Возвращение ниоткуда | страница 30



В детстве это не осознается как страх смерти. Я не думал, что этого боюсь. Умирали вокруг то и дело, кого-то увозили по коридору на скрипучей каталке, закрыв с головой простынею, это вызывало больше умственное любопытство, чем страх. (Разве что боязнь опять огорчить родителей). В этом смысле я тоже долго не мог повзрослеть. Боялся я чего-то другого — как темноты в пустой комнате или даже того, что происходило во мне, когда я закрывал глаза: вдруг сейчас все на самом деле исчезнет и уже не возникнет снова, в том числе я сам?.. Надо было скорей открыть глаза, чтобы успокоить забившееся сердце.

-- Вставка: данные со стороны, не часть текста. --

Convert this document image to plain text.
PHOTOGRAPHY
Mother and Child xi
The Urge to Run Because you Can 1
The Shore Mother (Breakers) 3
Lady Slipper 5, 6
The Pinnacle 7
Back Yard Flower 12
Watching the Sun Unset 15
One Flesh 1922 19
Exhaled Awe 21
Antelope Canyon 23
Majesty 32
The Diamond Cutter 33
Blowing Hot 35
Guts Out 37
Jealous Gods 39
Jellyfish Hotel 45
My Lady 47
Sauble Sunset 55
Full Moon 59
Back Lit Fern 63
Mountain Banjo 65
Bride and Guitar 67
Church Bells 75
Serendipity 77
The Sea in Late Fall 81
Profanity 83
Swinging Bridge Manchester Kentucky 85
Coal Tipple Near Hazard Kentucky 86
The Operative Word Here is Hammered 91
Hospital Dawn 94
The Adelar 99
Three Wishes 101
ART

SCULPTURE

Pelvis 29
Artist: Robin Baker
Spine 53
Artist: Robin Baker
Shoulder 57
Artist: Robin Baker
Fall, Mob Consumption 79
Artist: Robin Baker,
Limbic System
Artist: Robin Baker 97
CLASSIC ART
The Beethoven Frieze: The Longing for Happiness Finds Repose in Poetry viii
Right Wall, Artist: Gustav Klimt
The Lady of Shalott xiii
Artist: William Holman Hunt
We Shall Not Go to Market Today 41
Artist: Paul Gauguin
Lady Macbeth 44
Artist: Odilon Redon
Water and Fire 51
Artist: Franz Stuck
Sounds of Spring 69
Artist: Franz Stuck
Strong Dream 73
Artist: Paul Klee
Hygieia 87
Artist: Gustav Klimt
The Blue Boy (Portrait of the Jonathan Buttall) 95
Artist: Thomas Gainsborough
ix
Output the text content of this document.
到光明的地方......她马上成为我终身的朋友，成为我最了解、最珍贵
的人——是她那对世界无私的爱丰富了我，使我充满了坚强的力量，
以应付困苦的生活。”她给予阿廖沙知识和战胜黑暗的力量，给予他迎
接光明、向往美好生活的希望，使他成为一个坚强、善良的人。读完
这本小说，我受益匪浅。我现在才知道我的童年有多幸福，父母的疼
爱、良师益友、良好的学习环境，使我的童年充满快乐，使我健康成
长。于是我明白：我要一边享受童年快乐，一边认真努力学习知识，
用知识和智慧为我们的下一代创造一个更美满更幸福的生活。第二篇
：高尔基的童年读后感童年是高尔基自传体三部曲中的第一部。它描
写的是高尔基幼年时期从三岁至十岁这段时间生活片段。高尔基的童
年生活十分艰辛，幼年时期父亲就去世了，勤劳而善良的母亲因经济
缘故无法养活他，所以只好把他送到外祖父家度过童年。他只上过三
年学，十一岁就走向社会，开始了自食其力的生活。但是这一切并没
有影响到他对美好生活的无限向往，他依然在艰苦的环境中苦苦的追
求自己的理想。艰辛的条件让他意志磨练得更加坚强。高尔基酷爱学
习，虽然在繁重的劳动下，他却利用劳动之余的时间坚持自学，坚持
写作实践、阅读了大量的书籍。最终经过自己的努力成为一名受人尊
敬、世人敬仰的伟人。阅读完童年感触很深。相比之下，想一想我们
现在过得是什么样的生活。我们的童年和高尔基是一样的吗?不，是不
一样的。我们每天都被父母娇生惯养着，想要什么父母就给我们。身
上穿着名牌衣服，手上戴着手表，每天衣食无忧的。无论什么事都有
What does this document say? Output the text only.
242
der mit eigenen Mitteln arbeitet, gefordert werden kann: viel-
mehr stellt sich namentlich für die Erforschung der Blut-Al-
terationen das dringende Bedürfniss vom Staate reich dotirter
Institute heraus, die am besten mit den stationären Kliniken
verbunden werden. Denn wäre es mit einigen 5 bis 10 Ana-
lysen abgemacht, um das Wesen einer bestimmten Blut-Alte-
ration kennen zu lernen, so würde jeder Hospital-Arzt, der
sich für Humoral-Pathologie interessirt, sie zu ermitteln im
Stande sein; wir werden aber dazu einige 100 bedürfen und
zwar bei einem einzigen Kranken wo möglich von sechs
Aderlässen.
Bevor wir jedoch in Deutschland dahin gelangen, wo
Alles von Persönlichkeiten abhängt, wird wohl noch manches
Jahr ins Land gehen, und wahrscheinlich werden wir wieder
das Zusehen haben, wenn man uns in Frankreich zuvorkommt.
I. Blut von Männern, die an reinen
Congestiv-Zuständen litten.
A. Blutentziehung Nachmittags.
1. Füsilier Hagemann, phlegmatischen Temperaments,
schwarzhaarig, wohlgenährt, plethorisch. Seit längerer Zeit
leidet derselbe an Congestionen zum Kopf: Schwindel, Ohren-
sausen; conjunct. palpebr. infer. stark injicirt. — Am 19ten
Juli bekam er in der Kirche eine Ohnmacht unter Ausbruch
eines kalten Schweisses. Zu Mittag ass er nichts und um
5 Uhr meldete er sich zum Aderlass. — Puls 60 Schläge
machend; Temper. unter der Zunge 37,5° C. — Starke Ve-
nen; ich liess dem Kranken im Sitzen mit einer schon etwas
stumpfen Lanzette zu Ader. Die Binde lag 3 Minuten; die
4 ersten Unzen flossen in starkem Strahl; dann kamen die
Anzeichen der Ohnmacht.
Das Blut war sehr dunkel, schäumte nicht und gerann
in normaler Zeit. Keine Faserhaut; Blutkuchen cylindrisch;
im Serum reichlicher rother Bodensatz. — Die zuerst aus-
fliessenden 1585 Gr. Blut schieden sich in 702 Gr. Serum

Но увидев в то утро опустевшую койку в одиночном боксе, я впервые не мог вместить в себя полноты и окончательности этого исчезновения. Как будто вместе с этим нездешним мальчиком невозвратимо исчезло что-то мое — я не просто внутри себя ощутил исчезновение целого мира, я был к этому исчезновению причастен, а может быть, в нем повинен, как будто действительно перелил в себя частицу чужого сознания или чужой жизни, и уже не мог ничего с этим поделать, не мог ничего спасти. Как будто речь шла в самом деле именно о спасении мира, не более и не менее — но ради чего еще, если вникнуть, придумывались потом все эти самодельные дурацкие сюжеты, где окончательное исчезновение заменялось чем-то другим, более щадящим? Иначе просто не удавалось справиться с тоской и волнением. Но тогда я этого еще не умел. Мозг расплывался, слова рассыпались. Тот приступ был самым невыносимым, вид доктора с черной ассирийской бородкой связывался теперь с этим страхом.

Удалось ли нам от него здесь укрыться?

Перемещение в иное пространство, переход в другую тональность: о том же, но не так. Взвизг хамской синкопы. Гротескное скерцо, часть вторая. Ритмичная, однообразная попытка пробиться к наслаждению или к облегчению, но ведь бывает сладко облегчение нужды. Радость насилия. Лица опалены, оплавлены, искривленные провалы вместо ртов. «Есть средства», — говорит знакомый, но неузнаваемый голос. Я снова задыхаюсь на дне «кучи-малы», но в самый последний момент, когда выдержать кажется уже невозможно, меня нащупывает рука, пахнущая поломойным ведром и тряпкой. Я брал из этой руки с грязными ногтями утешительный леденец. Вот кто был мне тогда близким человеком — моя спасительница тетя Феня, толстая гнилозубая уборщица, отделявшая от наших порций масло, чтобы унести домой, двум внукам. Она ругалась на нас матом и замахивалась шваброй, но меня никогда не била…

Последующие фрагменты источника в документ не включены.